I’m sure we’ve all seen that formula advert. You know… the one with the different groups of parents having a dig at each other and then all coming together at the end. It’s a good advert and it does highlight the fact that there are so many different ways to raise your children. It also shows how critical we can be as parents. Why is it that as soon as you have a child everyone feels the need to comment on your parenting style?
Some people are obviously well intentioned and just want to impart little tips that worked for them. I had a lovely old lady stop me in the street, as baby boy was trying to make himself heard in the next town, and tell me what a cute cry baby boy had. She told me that even though people didn’t agree with them now she saw nothing wrong with a dummy. I told her that I fully agreed and if baby boy hadn’t just launched his I would be giving it to him. We spent a good 5 minutes talking about how dummies are demonised these days! I wanted to take her home and adopt her as an extra grandparent. Other people however are just down right rude! When carrying baby boy in the wrap I get a few comments telling me how uncomfy it looks for baby boy. Now I might listen if he wasn’t usually fast asleep when they say it. I don’t know a baby who would fall asleep if they were uncomfortable. Baby boy certainly lets me know when he is unhappy.

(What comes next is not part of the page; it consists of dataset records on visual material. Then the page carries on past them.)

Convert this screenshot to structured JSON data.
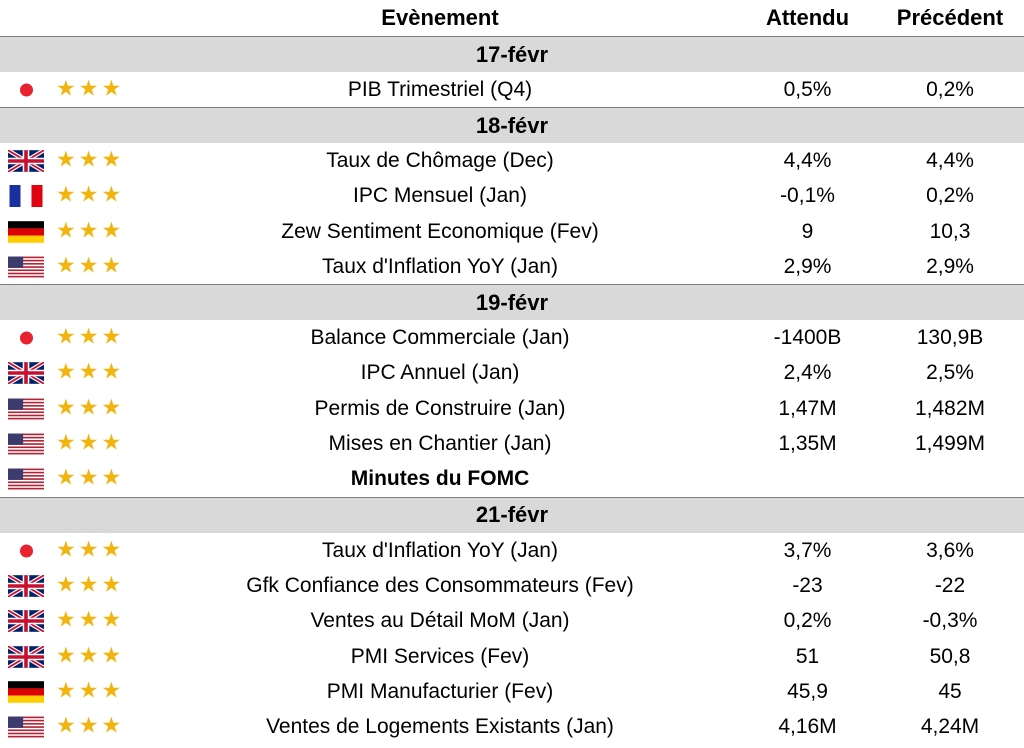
{
  "header": {
    "event": "Evènement",
    "expected": "Attendu",
    "previous": "Précédent"
  },
  "colors": {
    "star": "#f2b50f",
    "date_band": "#d9d9d9",
    "red_dot": "#e8232f"
  },
  "sections": [
    {
      "date": "17-févr",
      "rows": [
        {
          "flag": "red-dot",
          "stars": "★★★",
          "event": "PIB Trimestriel (Q4)",
          "expected": "0,5%",
          "previous": "0,2%"
        }
      ]
    },
    {
      "date": "18-févr",
      "rows": [
        {
          "flag": "uk",
          "stars": "★★★",
          "event": "Taux de Chômage (Dec)",
          "expected": "4,4%",
          "previous": "4,4%"
        },
        {
          "flag": "fr",
          "stars": "★★★",
          "event": "IPC Mensuel (Jan)",
          "expected": "-0,1%",
          "previous": "0,2%"
        },
        {
          "flag": "de",
          "stars": "★★★",
          "event": "Zew Sentiment Economique (Fev)",
          "expected": "9",
          "previous": "10,3"
        },
        {
          "flag": "us",
          "stars": "★★★",
          "event": "Taux d'Inflation  YoY (Jan)",
          "expected": "2,9%",
          "previous": "2,9%"
        }
      ]
    },
    {
      "date": "19-févr",
      "rows": [
        {
          "flag": "red-dot",
          "stars": "★★★",
          "event": "Balance Commerciale (Jan)",
          "expected": "-1400B",
          "previous": "130,9B"
        },
        {
          "flag": "uk",
          "stars": "★★★",
          "event": "IPC Annuel (Jan)",
          "expected": "2,4%",
          "previous": "2,5%"
        },
        {
          "flag": "us",
          "stars": "★★★",
          "event": "Permis de Construire (Jan)",
          "expected": "1,47M",
          "previous": "1,482M"
        },
        {
          "flag": "us",
          "stars": "★★★",
          "event": "Mises en Chantier (Jan)",
          "expected": "1,35M",
          "previous": "1,499M"
        },
        {
          "flag": "us",
          "stars": "★★★",
          "event": "Minutes du FOMC",
          "expected": "",
          "previous": "",
          "bold": true
        }
      ]
    },
    {
      "date": "21-févr",
      "rows": [
        {
          "flag": "red-dot",
          "stars": "★★★",
          "event": "Taux d'Inflation  YoY (Jan)",
          "expected": "3,7%",
          "previous": "3,6%"
        },
        {
          "flag": "uk",
          "stars": "★★★",
          "event": "Gfk Confiance des Consommateurs (Fev)",
          "expected": "-23",
          "previous": "-22"
        },
        {
          "flag": "uk",
          "stars": "★★★",
          "event": "Ventes au Détail MoM (Jan)",
          "expected": "0,2%",
          "previous": "-0,3%"
        },
        {
          "flag": "uk",
          "stars": "★★★",
          "event": "PMI Services (Fev)",
          "expected": "51",
          "previous": "50,8"
        },
        {
          "flag": "de",
          "stars": "★★★",
          "event": "PMI Manufacturier (Fev)",
          "expected": "45,9",
          "previous": "45"
        },
        {
          "flag": "us",
          "stars": "★★★",
          "event": "Ventes de Logements Existants (Jan)",
          "expected": "4,16M",
          "previous": "4,24M"
        }
      ]
    }
  ]
}
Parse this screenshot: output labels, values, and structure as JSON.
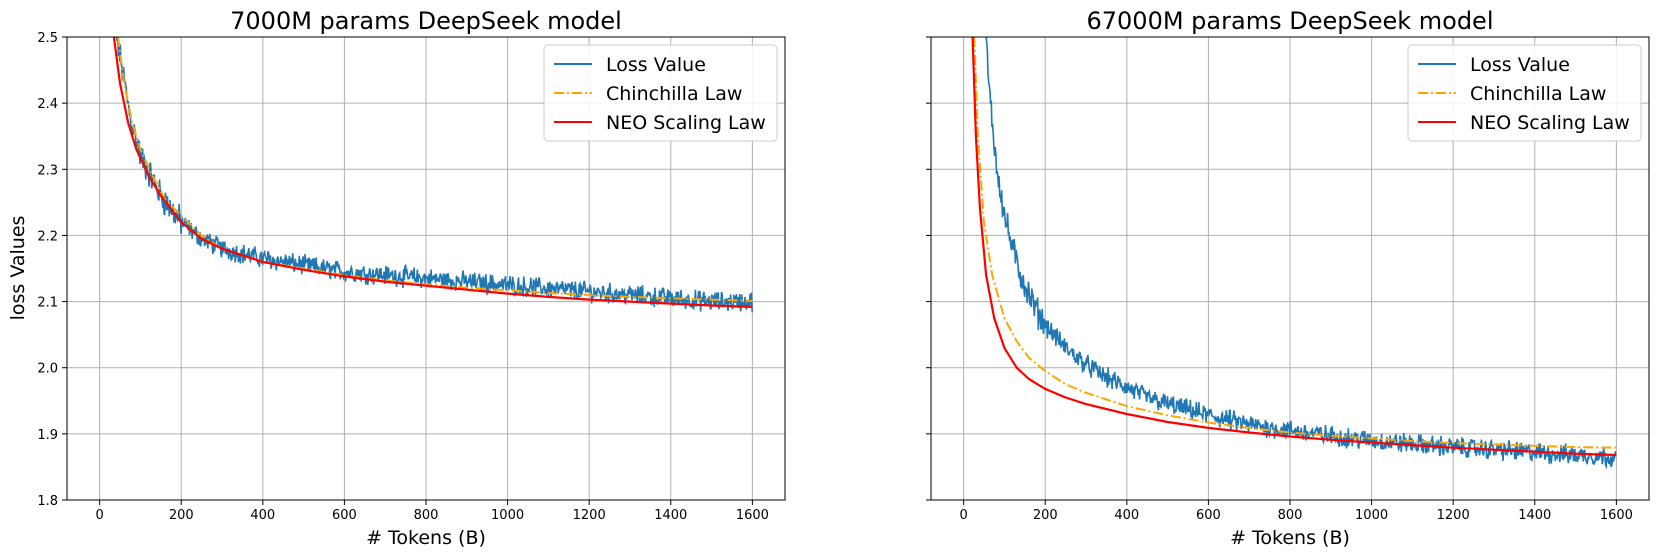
{
  "chart_data": [
    {
      "type": "line",
      "title": "7000M params DeepSeek model",
      "xlabel": "# Tokens (B)",
      "ylabel": "loss Values",
      "xlim": [
        -80,
        1680
      ],
      "ylim": [
        1.8,
        2.5
      ],
      "xticks": [
        0,
        200,
        400,
        600,
        800,
        1000,
        1200,
        1400,
        1600
      ],
      "yticks": [
        1.8,
        1.9,
        2.0,
        2.1,
        2.2,
        2.3,
        2.4,
        2.5
      ],
      "xtick_labels": [
        "0",
        "200",
        "400",
        "600",
        "800",
        "1000",
        "1200",
        "1400",
        "1600"
      ],
      "ytick_labels": [
        "1.8",
        "1.9",
        "2.0",
        "2.1",
        "2.2",
        "2.3",
        "2.4",
        "2.5"
      ],
      "grid": true,
      "legend_position": "top-right",
      "series": [
        {
          "name": "Loss Value",
          "style": "solid-noisy",
          "color": "#1f77b4",
          "x": [
            30,
            50,
            75,
            100,
            125,
            150,
            200,
            250,
            300,
            400,
            500,
            600,
            700,
            800,
            900,
            1000,
            1100,
            1200,
            1300,
            1400,
            1500,
            1600
          ],
          "y": [
            2.55,
            2.47,
            2.38,
            2.32,
            2.29,
            2.26,
            2.22,
            2.195,
            2.18,
            2.165,
            2.155,
            2.145,
            2.14,
            2.135,
            2.13,
            2.125,
            2.12,
            2.115,
            2.11,
            2.105,
            2.1,
            2.1
          ]
        },
        {
          "name": "Chinchilla Law",
          "style": "dashdot",
          "color": "#ffa500",
          "x": [
            45,
            60,
            80,
            100,
            130,
            160,
            200,
            250,
            300,
            400,
            500,
            600,
            700,
            800,
            900,
            1000,
            1100,
            1200,
            1300,
            1400,
            1500,
            1600
          ],
          "y": [
            2.5,
            2.43,
            2.37,
            2.33,
            2.29,
            2.255,
            2.23,
            2.2,
            2.18,
            2.16,
            2.15,
            2.14,
            2.132,
            2.126,
            2.121,
            2.117,
            2.113,
            2.11,
            2.107,
            2.105,
            2.103,
            2.101
          ]
        },
        {
          "name": "NEO Scaling Law",
          "style": "solid",
          "color": "#ff0000",
          "x": [
            35,
            50,
            70,
            90,
            120,
            150,
            200,
            250,
            300,
            400,
            500,
            600,
            700,
            800,
            900,
            1000,
            1100,
            1200,
            1300,
            1400,
            1500,
            1600
          ],
          "y": [
            2.5,
            2.43,
            2.37,
            2.33,
            2.29,
            2.26,
            2.22,
            2.195,
            2.18,
            2.16,
            2.148,
            2.138,
            2.13,
            2.124,
            2.118,
            2.112,
            2.107,
            2.103,
            2.1,
            2.097,
            2.094,
            2.092
          ]
        }
      ]
    },
    {
      "type": "line",
      "title": "67000M params DeepSeek model",
      "xlabel": "# Tokens (B)",
      "ylabel": "",
      "xlim": [
        -80,
        1680
      ],
      "ylim": [
        1.8,
        2.5
      ],
      "xticks": [
        0,
        200,
        400,
        600,
        800,
        1000,
        1200,
        1400,
        1600
      ],
      "yticks": [
        1.8,
        1.9,
        2.0,
        2.1,
        2.2,
        2.3,
        2.4,
        2.5
      ],
      "xtick_labels": [
        "0",
        "200",
        "400",
        "600",
        "800",
        "1000",
        "1200",
        "1400",
        "1600"
      ],
      "ytick_labels": [],
      "grid": true,
      "legend_position": "top-right",
      "series": [
        {
          "name": "Loss Value",
          "style": "solid-noisy",
          "color": "#1f77b4",
          "x": [
            55,
            60,
            70,
            80,
            90,
            100,
            120,
            140,
            160,
            180,
            200,
            250,
            300,
            350,
            400,
            450,
            500,
            600,
            700,
            800,
            900,
            1000,
            1100,
            1200,
            1300,
            1400,
            1500,
            1600
          ],
          "y": [
            2.5,
            2.44,
            2.37,
            2.31,
            2.27,
            2.23,
            2.18,
            2.14,
            2.11,
            2.085,
            2.065,
            2.03,
            2.005,
            1.985,
            1.97,
            1.955,
            1.945,
            1.928,
            1.914,
            1.905,
            1.897,
            1.89,
            1.885,
            1.88,
            1.876,
            1.872,
            1.868,
            1.865
          ]
        },
        {
          "name": "Chinchilla Law",
          "style": "dashdot",
          "color": "#ffa500",
          "x": [
            26,
            35,
            50,
            70,
            100,
            130,
            160,
            200,
            250,
            300,
            400,
            500,
            600,
            700,
            800,
            900,
            1000,
            1100,
            1200,
            1300,
            1400,
            1500,
            1600
          ],
          "y": [
            2.5,
            2.35,
            2.22,
            2.14,
            2.075,
            2.04,
            2.015,
            1.995,
            1.975,
            1.962,
            1.942,
            1.928,
            1.917,
            1.909,
            1.902,
            1.897,
            1.893,
            1.889,
            1.886,
            1.884,
            1.882,
            1.88,
            1.879
          ]
        },
        {
          "name": "NEO Scaling Law",
          "style": "solid",
          "color": "#ff0000",
          "x": [
            22,
            30,
            40,
            55,
            75,
            100,
            130,
            160,
            200,
            250,
            300,
            400,
            500,
            600,
            700,
            800,
            900,
            1000,
            1100,
            1200,
            1300,
            1400,
            1500,
            1600
          ],
          "y": [
            2.5,
            2.35,
            2.24,
            2.14,
            2.075,
            2.03,
            2.0,
            1.983,
            1.968,
            1.955,
            1.945,
            1.93,
            1.918,
            1.909,
            1.902,
            1.896,
            1.891,
            1.887,
            1.883,
            1.879,
            1.876,
            1.873,
            1.87,
            1.868
          ]
        }
      ]
    }
  ]
}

I obviously love my son and I parent him as I feel is best, so some comments I get just wind me up a bit. Don’t carry him all the time, you’ll make him mard! Leave him to cry or he’ll never learn! Don’t let him into your bed, he’ll never sleep on his own! I don’t know about you but I know not a single adult who still shares their parent’s bed. I appreciate advice, I really do but sometimes I just wish that people would think before they speak.
I really hope that I am not guilty of giving unwanted advice. In fact, anyone who knows me, if I ever do this please remind me of this little rant and ignore me whilst I hang my head in shame.
Parenting is hard and as parents we should stick together and support not make digs at each other’s attempts. I often tell baby boy to play nicely – maybe we should do the same!
How do you feel about unwanted advice?